The vertex of a parabola is a crucial point that helps describe the shape and position of the curve. It represents the highest or lowest point of the parabola, depending on whether the parabola opens upwards or downwards. In the case of the quadratic function given, \( y = -4x^2 - 4x + 8 \), the parabola opens downwards because the coefficient of \( x^2 \) is negative.

• The formula to find the x-coordinate of the vertex in the standard form \( y = ax^2 + bx + c \) is \( h = -\frac{b}{2a} \).
• For our function, with \( a = -4 \) and \( b = -4 \), the x-coordinate \( h = 0.5 \).
• Substituting this back into the equation gives the y-coordinate \( k = 6 \), hence the vertex is \((0.5, 6)\).

The vertex not only reveals if the parabola reaches a maximum or minimum but also provides insight into the symmetry of the graph. Understanding the vertex helps in sketching the parabola and analyzing its behavior.

A table of values lets us visualize and understand the graph of a quadratic function by plotting individual points. By choosing x-values on either side of the vertex, we can see the curvature of the parabola more clearly.
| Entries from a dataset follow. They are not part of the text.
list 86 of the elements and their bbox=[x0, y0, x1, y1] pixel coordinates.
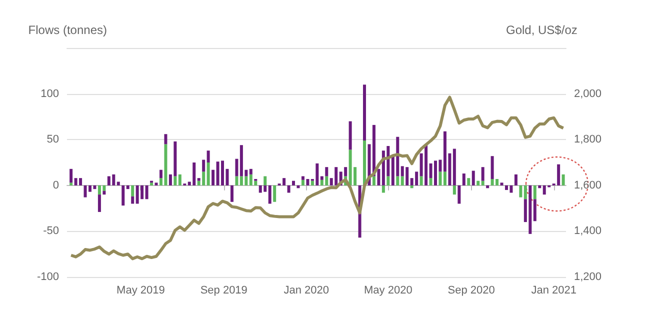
bar bbox=[386, 176, 390, 186]
bar bbox=[438, 172, 442, 186]
bar bbox=[462, 173, 466, 186]
bar bbox=[524, 185, 527, 200]
bar bbox=[458, 185, 461, 204]
bar bbox=[420, 176, 423, 186]
bar bbox=[472, 170, 475, 186]
x-tick-label: Jan 2020 bbox=[284, 284, 329, 296]
bar bbox=[562, 174, 565, 186]
y-tick-label: 0 bbox=[52, 179, 59, 192]
bar bbox=[429, 178, 432, 186]
bar bbox=[533, 199, 536, 222]
bar bbox=[400, 176, 404, 186]
y2-tick-label: 2,000 bbox=[574, 88, 602, 100]
bar bbox=[150, 182, 154, 186]
bar bbox=[116, 182, 120, 186]
bar bbox=[164, 134, 168, 144]
bar bbox=[490, 156, 494, 179]
bar bbox=[287, 185, 290, 193]
bar bbox=[268, 185, 272, 204]
bar bbox=[264, 176, 267, 186]
y2-tick-label: 1,800 bbox=[574, 134, 602, 146]
bar bbox=[145, 185, 148, 200]
bar bbox=[126, 185, 130, 190]
x-tick-label: Jan 2021 bbox=[531, 284, 576, 296]
bar bbox=[481, 180, 484, 186]
bar bbox=[514, 174, 518, 186]
y-tick-label: -50 bbox=[43, 225, 59, 238]
bar bbox=[131, 185, 134, 196]
bar bbox=[70, 168, 73, 183]
bar bbox=[382, 185, 385, 193]
bar bbox=[202, 160, 206, 172]
bar bbox=[159, 170, 162, 178]
bar bbox=[486, 185, 490, 188]
bar bbox=[98, 194, 101, 212]
bar bbox=[320, 176, 324, 180]
bar bbox=[235, 158, 238, 176]
y-tick-label: -100 bbox=[36, 271, 59, 283]
y-tick-label: 50 bbox=[46, 134, 59, 146]
bar bbox=[273, 185, 276, 202]
bar bbox=[325, 167, 328, 176]
bar bbox=[476, 180, 480, 186]
bar bbox=[467, 178, 470, 186]
bar bbox=[481, 167, 484, 181]
y2-axis-title: Gold, US$/oz bbox=[506, 23, 578, 37]
bar bbox=[519, 185, 522, 198]
bar bbox=[154, 182, 158, 186]
y2-tick-label: 1,200 bbox=[574, 271, 602, 283]
bar bbox=[249, 168, 252, 174]
bar bbox=[178, 174, 182, 186]
x-tick-label: May 2019 bbox=[116, 284, 165, 296]
bar bbox=[363, 140, 366, 186]
y2-tick-label: 1,400 bbox=[574, 225, 602, 238]
bar bbox=[452, 148, 456, 186]
bar bbox=[230, 185, 234, 202]
bar bbox=[538, 185, 542, 188]
bar bbox=[372, 176, 376, 186]
bar bbox=[296, 185, 300, 188]
bar bbox=[500, 182, 504, 186]
bar bbox=[301, 180, 304, 186]
line-series bbox=[70, 96, 565, 260]
x-tick-label: Sep 2019 bbox=[200, 284, 248, 296]
x-tick-label: Sep 2020 bbox=[448, 284, 495, 296]
bar bbox=[70, 182, 73, 186]
bar bbox=[235, 176, 238, 186]
bar bbox=[206, 150, 210, 162]
bar bbox=[197, 178, 200, 181]
bar bbox=[410, 185, 414, 188]
y-axis-title: Flows (tonnes) bbox=[28, 23, 107, 37]
bar bbox=[212, 170, 215, 186]
bar bbox=[131, 196, 134, 204]
y-tick-label: 100 bbox=[40, 88, 59, 100]
bar bbox=[206, 162, 210, 186]
x-tick-label: May 2020 bbox=[364, 284, 412, 296]
bar bbox=[292, 180, 296, 186]
bar bbox=[533, 185, 536, 200]
bar bbox=[122, 185, 125, 206]
bar bbox=[174, 176, 177, 186]
bar bbox=[452, 185, 456, 195]
bar bbox=[310, 180, 314, 186]
bar bbox=[443, 172, 446, 186]
y2-tick-label: 1,600 bbox=[574, 179, 602, 192]
bar bbox=[102, 190, 106, 195]
bar bbox=[396, 176, 400, 186]
bar bbox=[363, 84, 366, 141]
bar bbox=[348, 121, 352, 150]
• Starting with the vertex \((0.5, 6)\), we choose x-values like 0 and 1.
• When \( x = 0 \), substituting into the equation gives \( y = 8 \).
• When \( x = 1 \), substituting yields \( y = 0 \).

The table of values becomes:

• \((0, 8)\)
• \((0.5, 6)\) - vertex
• \((1, 0)\)

This helps in plotting the graph, as these points illustrate the general u-shape of the parabola. The table isn't just about numbers; it helps us "see" the function.
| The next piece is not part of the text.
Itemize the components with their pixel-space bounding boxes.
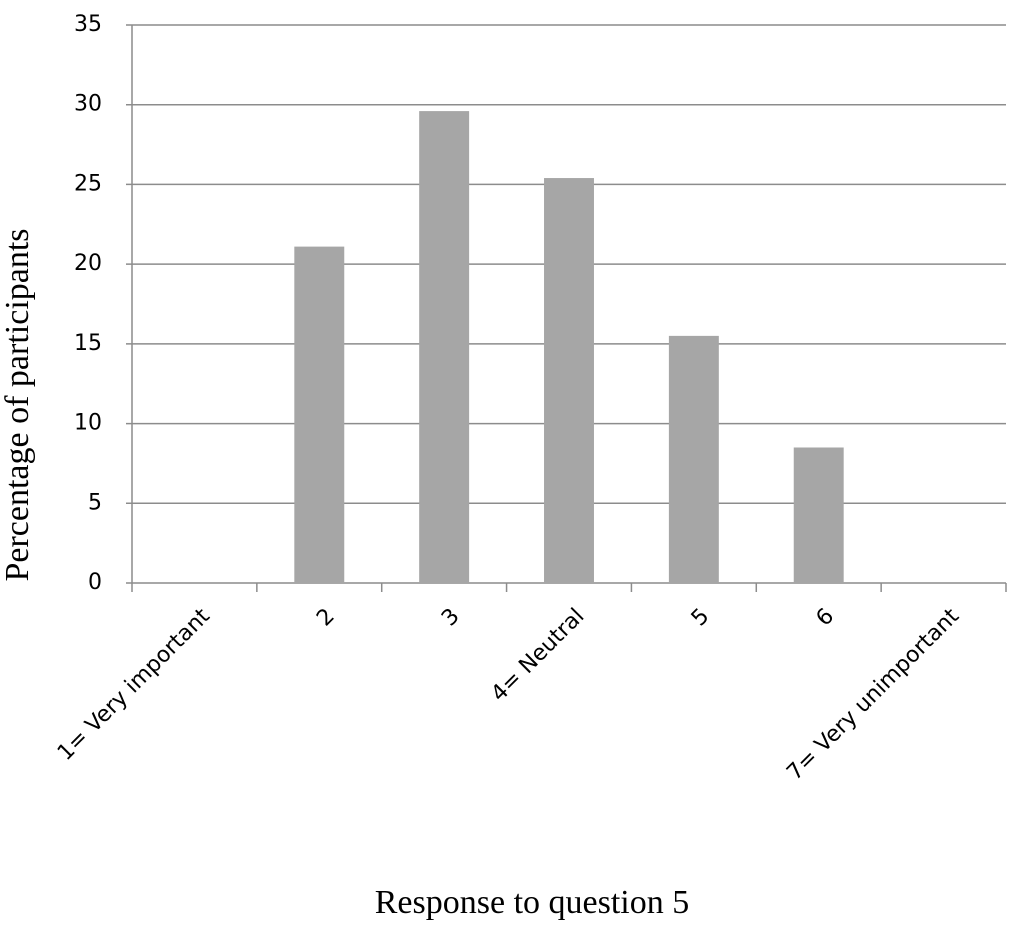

The vertex form of a quadratic function really simplifies understanding of the parabola's graph: it gives direct insight into the vertex and the direction of the parabola's opening. The vertex form is written as \( y = a(x - h)^2 + k \), where \((h, k)\) is the vertex.

• If you know the vertex, converting from standard form \( y = ax^2 + bx + c \) to vertex form can make graphing easier.
• This form clearly shows the vertex \((h, k)\) and the "a" value tells whether the parabola opens up or down.

In our example, converting the given function to vertex form would confirm the vertex \((0.5, 6)\) and the direction. Using the vertex form is especially useful for quickly sketching graphs and comparing multiple quadratic functions to see their main features.